Hill County, roughly 55 miles south of Fort Worth, paused new data center construction for one year in unincorporated areas on Tuesday, a 3–2 vote that county officials acknowledged will likely draw legal challenges from developers and the state. The move makes Hill County the first Texas county to enact a moratorium on the rapidly expanding data center industry, which has increasingly targeted rural areas with few zoning restrictions.
Commissioners acted after residents and local officials raised alarms over a proposed 300-acre development by Dallas-based Provident Data Centers in north Hillsboro. Residents described the potential for noise pollution and heavy demands on water and electricity that could strain the rural county’s infrastructure and quality of life.
“The data center folks have found a sweet spot in the state that has limited regulations, limited enforcement, limited code, and they’re coming faster than we can keep up with,” Commissioner Jim Holcomb said before the vote. “I think it’s imperative … that we tap the brakes and we get our arms around what we’re faced with and do the research, do the studies.”

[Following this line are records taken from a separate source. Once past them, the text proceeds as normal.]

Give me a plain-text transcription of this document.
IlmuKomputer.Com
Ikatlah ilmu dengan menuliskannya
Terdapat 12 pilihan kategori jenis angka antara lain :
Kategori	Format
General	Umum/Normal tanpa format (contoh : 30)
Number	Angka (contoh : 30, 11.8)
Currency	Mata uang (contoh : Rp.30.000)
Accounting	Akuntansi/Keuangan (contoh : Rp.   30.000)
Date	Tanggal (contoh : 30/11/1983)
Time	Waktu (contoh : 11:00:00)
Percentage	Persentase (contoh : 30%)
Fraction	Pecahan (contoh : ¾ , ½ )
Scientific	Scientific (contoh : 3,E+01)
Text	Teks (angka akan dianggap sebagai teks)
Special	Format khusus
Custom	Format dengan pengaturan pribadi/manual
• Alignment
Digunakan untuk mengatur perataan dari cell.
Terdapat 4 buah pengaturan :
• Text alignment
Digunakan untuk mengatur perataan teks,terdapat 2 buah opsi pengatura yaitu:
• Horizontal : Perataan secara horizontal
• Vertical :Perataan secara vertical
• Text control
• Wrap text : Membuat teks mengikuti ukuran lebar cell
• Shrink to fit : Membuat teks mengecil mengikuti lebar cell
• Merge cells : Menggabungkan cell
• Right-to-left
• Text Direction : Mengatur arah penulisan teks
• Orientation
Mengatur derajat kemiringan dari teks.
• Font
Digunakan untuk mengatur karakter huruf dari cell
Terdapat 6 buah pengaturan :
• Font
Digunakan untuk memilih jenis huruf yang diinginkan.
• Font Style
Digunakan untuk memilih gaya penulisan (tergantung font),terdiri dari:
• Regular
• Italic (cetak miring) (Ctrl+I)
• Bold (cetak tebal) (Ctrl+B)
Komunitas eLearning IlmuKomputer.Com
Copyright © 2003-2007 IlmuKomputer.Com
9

Holcomb, who voted for the moratorium, stressed that the decision was “in no way, shape or form a push to impair anyone’s right to do with their own property what they want to do with it.” County Judge Shane Brassell said the temporary pause will give officials time to understand the effects of data centers before any projects move forward.
The vote exposed the tension between local governments navigating an industry boom and a state leadership that has signaled counties should not stand in the way of development. Earlier this year, Houston-area state Sen. Paul Bettencourt sent a letter to Texas Attorney General Ken Paxton asserting that counties have no constitutional or statutory authority to impose development moratoriums and asking the AG to investigate counties that passed one. On the day of a similar vote in Hood County, where at least eight large data center projects are pending, commissioners there rejected a moratorium after receiving the letter.
Hill County pushed ahead despite those warnings. County Attorney David Holmes cautioned commissioners before the vote that they risk being sued. “You’re damned if you and damned if you don’t,” Holmes said.
Brassell said the court still felt a responsibility to put guardrails in place during what he described as a “land rush,” even if it meant being the first county to test the limits of Texas law. Brassell and at least two commissioners expect lawsuits from data center developers and possibly from the state.
“Our hope and prayer was that (state leaders) take that vote as not a sign of defiance of the law, but as a plea for help to get some regulations in place to help protect our citizens,” Holcomb said.